A New Approach to Cardiovascular Risk Assessment for Statin Therapy
By Staff Writer
June 25, 2024
Introduction
Precise risk assessment is of vital significance in the increasingly complex discipline of cardiovascular health. The development of the Predicting Risk of Cardiovascular Disease (CVD) Events (PREVENT) equations by the American Heart Association (AHA) in 2023 marks a significant shift from the previously established Pooled Cohort Equations (PCEs) of 2013. This article explores the differences between these two risk calculators. This includes their implications for primary prevention statin therapy and the potential impact on public health.
Understanding the PCEs and PREVENT Equations
The Pooled Cohort Equations (PCEs)
Introduced in 2013 by the AHA and the American College of Cardiology (ACC), the PCEs were designed to estimate the 10-year risk of atherosclerotic cardiovascular disease (ASCVD). These equations take into account factors such as sex, race, age, cholesterol levels, systolic blood pressure, antihypertensive medication use, diabetes diagnosis, and smoking status. However, the PCEs have faced criticism for overestimating risk. This is seen especially among Asian and Hispanic populations. This is mostly due to the lack of diversity in the original cohorts used for their development.
The PREVENT Equations
The PREVENT equations, developed in 2023 by the AHA Cardiovascular-Kidney-Metabolic Scientific Advisory Group, aim to provide a more accurate risk assessment. They aimed to accomplish that by incorporating contemporary and diverse data sources. Unlike the PCEs, the PREVENT equations exclude race as a factor and include measures of renal function and statin use. Optional variables such as haemoglobin A1c (HbA1c) level, urinary albumin-to-creatinine ratio (UACR), and social deprivation index further refine the risk estimates.
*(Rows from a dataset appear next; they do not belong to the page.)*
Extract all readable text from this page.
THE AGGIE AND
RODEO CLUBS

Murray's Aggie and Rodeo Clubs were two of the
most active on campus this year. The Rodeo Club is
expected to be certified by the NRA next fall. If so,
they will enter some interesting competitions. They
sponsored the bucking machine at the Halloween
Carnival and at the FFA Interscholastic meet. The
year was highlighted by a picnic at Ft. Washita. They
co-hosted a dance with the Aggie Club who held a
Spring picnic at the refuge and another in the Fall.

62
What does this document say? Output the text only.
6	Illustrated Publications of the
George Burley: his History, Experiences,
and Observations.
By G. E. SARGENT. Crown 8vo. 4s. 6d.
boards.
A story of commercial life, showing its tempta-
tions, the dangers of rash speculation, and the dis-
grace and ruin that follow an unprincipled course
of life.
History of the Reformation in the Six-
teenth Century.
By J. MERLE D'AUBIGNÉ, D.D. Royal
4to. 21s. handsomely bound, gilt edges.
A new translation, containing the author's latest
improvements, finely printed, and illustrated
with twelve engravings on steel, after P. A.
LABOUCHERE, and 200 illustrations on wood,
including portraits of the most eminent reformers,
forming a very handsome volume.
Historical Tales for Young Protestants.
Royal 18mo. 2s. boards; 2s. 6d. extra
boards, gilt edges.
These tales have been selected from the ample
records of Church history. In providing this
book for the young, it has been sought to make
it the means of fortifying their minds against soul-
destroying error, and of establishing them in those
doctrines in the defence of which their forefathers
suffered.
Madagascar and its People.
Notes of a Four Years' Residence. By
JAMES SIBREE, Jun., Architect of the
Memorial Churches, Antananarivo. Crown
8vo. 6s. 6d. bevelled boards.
Key Differences and Their Implications
Risk Estimates and Statin Eligibility
A study using data from the National Health and Nutrition Examination Survey (NHANES) revealed that the PREVENT equations significantly reduce the estimated 10-year ASCVD risk across various demographic groups compared to the PCEs. As a result, 17.3 million adults who were previously recommended for primary prevention statin therapy under the PCEs would no longer meet the eligibility criteria using the PREVENT equations. This includes 4.1 million adults currently taking statins.
Impact on Demographic Groups
The study found that the PREVENT equations led to larger declines in risk estimates among Black individuals and adults aged 70 to 75 years. This reduction in estimated risk could lead to fewer recommendations for preventive medication use, particularly among older adults, potentially reducing polypharmacy and its associated risks.
Policy and Practice Implications
Data Accuracy and Bias
The PREVENT equations are based on data from the Optum Data Warehouse. This is a large dataset derived from billing and electronic health records. While these data sources are more recent and comprehensive than those used for the PCEs, they are also more prone to errors. Underreporting of ASCVD events in disadvantaged subgroups could lead to underestimation of risk. Therefore, it is crucial to assess and improve data accuracy and reduce bias in electronic health records.
Moving Towards Shared Decision-Making
Given the uncertainties and potential inaccuracies in risk estimation, it may be beneficial to shift from precise treatment thresholds to recommendations that encourage risk communication and shared decision-making between patients and healthcare providers. This approach would allow for more personalised and informed decisions regarding preventive therapies.
Conclusion
In conclusion, the introduction of the PREVENT equations represents a significant advancement in cardiovascular risk assessment. By incorporating more diverse and contemporary data, these equations offer a more accurate estimation of ASCVD risk. However, the implications of these changes, particularly the reduction in statin eligibility, highlight the need for ongoing evaluation and adaptation of clinical guidelines. As we move forward, the focus should be on improving data accuracy, reducing bias, and fostering shared decision-making to enhance patient care.